La inexperiencia, el terror y el hielo dificultaron el descenso de los demás. Varios volcaron antes de llegar abajo, se quedaron encallados o aplastaron a otros náufragos. Algunos soltaron marras medio vacíos. Las balsas hinchables debían arrojarse al mar antes de saltar sobre ellas: atinar era casi misión imposible. Las personas que caían al agua sin salvavidas apenas podían moverse: arrastraban el peso de sus botas y de sus gruesas ropas de abrigo. Niños con chalecos demasiado grandes para su talla cayeron bocabajo y se ahogaron.


Desde los botes ya abarrotados, la gente golpeaba la cabeza y las manos de los nadadores que intentaban subir. Muchos fallecieron de hipotermia. El Báltico engulló lo que quedaba del Wilhelm Gustloff en apenas una hora.

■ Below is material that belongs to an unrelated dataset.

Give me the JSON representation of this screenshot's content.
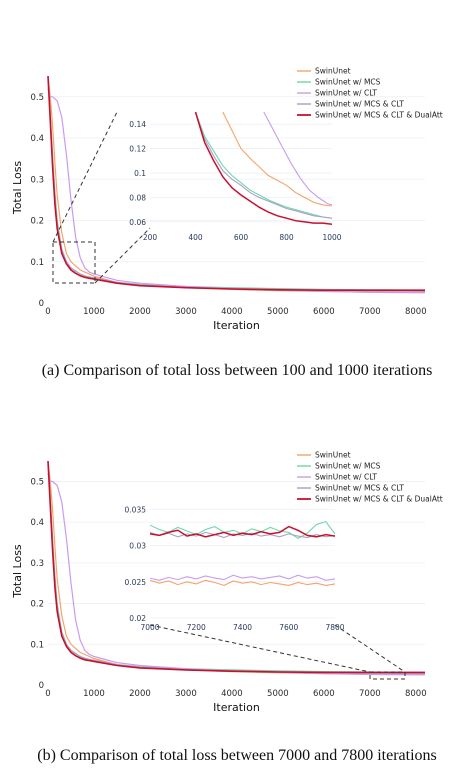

Se rescató a menos de un millar de náufragos. La madre de una de ellos, sin comprender el alcance del desastre, reprochó a su hija que hubiera perdido la maleta.

Ley del silencio

Los supervivientes no han hallado más que olvido e incomprensión. Algunos recibieron amenazas de las Juventudes Hitlerianas: la noticia del hundimiento no debía saberse, era un golpe demasiado fuerte para la moral del país. Para los soviéticos, torpedear un símbolo del nazismo representaba un triunfo, pero resultaba incómodo admitir que aquellos refugiados huían del Ejército Rojo en vez de celebrar, alborozados, la llegada de sus supuestos salvadores.

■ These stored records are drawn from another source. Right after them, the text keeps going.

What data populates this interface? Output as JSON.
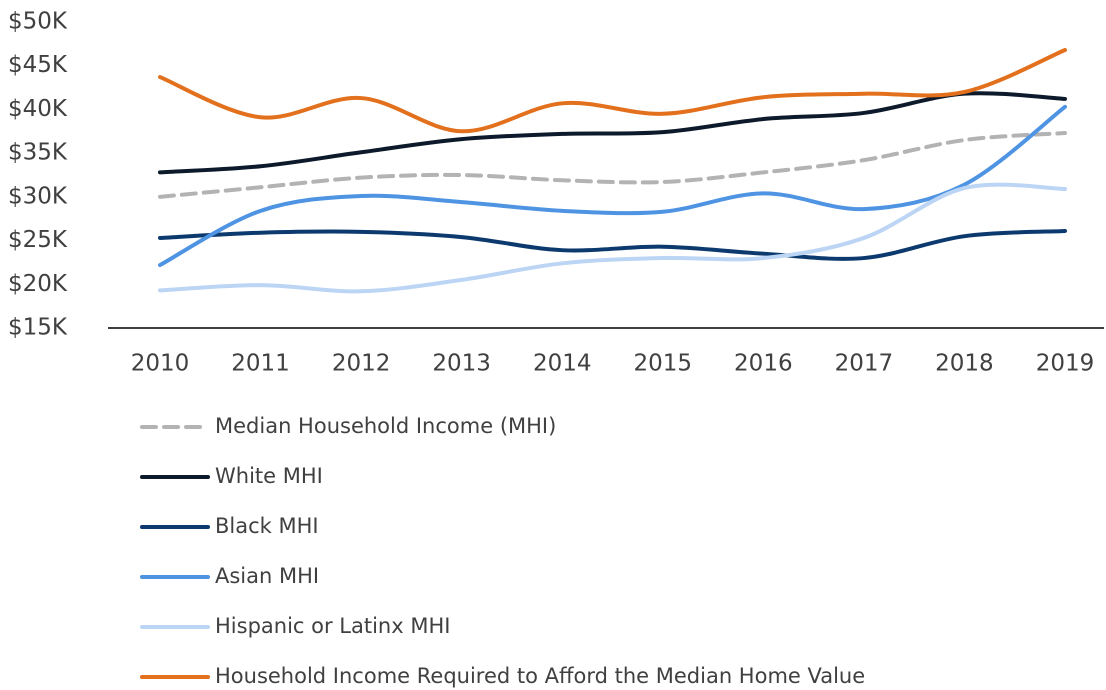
{
  "chart_data": {
    "type": "line",
    "x": [
      "2010",
      "2011",
      "2012",
      "2013",
      "2014",
      "2015",
      "2016",
      "2017",
      "2018",
      "2019"
    ],
    "ylim": [
      15000,
      50000
    ],
    "yticks": [
      {
        "value": 15000,
        "label": "$15K"
      },
      {
        "value": 20000,
        "label": "$20K"
      },
      {
        "value": 25000,
        "label": "$25K"
      },
      {
        "value": 30000,
        "label": "$30K"
      },
      {
        "value": 35000,
        "label": "$35K"
      },
      {
        "value": 40000,
        "label": "$40K"
      },
      {
        "value": 45000,
        "label": "$45K"
      },
      {
        "value": 50000,
        "label": "$50K"
      }
    ],
    "grid": false,
    "legend": "bottom",
    "series": [
      {
        "name": "Median Household Income (MHI)",
        "color": "#b3b3b3",
        "dashed": true,
        "values": [
          30000,
          31100,
          32200,
          32500,
          31900,
          31700,
          32800,
          34200,
          36500,
          37300
        ]
      },
      {
        "name": "White MHI",
        "color": "#0d1a2b",
        "values": [
          32800,
          33500,
          35100,
          36600,
          37200,
          37400,
          38900,
          39600,
          41800,
          41200
        ]
      },
      {
        "name": "Black MHI",
        "color": "#0c3a6e",
        "values": [
          25300,
          25900,
          26000,
          25400,
          23900,
          24300,
          23500,
          23000,
          25500,
          26100
        ]
      },
      {
        "name": "Asian MHI",
        "color": "#4f94e3",
        "values": [
          22200,
          28400,
          30100,
          29400,
          28400,
          28300,
          30400,
          28600,
          31400,
          40300
        ]
      },
      {
        "name": "Hispanic or Latinx MHI",
        "color": "#bcd5f5",
        "values": [
          19300,
          19900,
          19200,
          20500,
          22400,
          23000,
          23000,
          25300,
          31000,
          30900
        ]
      },
      {
        "name": "Household Income Required to Afford the Median Home Value",
        "color": "#e2701c",
        "values": [
          43700,
          39100,
          41300,
          37500,
          40700,
          39500,
          41400,
          41800,
          42000,
          46800
        ]
      }
    ]
  }
}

En la mente de los aliados, los millones de muertos del Holocausto eran demasiado apabullantes para compadecer a unos miles de víctimas alemanas, por muy inocentes que fueran. Los propios damnificados, como muchos otros alemanes, callaron por vergüenza y sentimiento de culpa, ya fuera por haber cooperado con el régimen, por no haber podido salvar a sus familiares o por los miles de ahogados que dejaron atrás en su lucha por la vida. Hoy en día, los que aún viven se llaman por teléfono cada 30 de enero, un rito privado de duelo y memoria.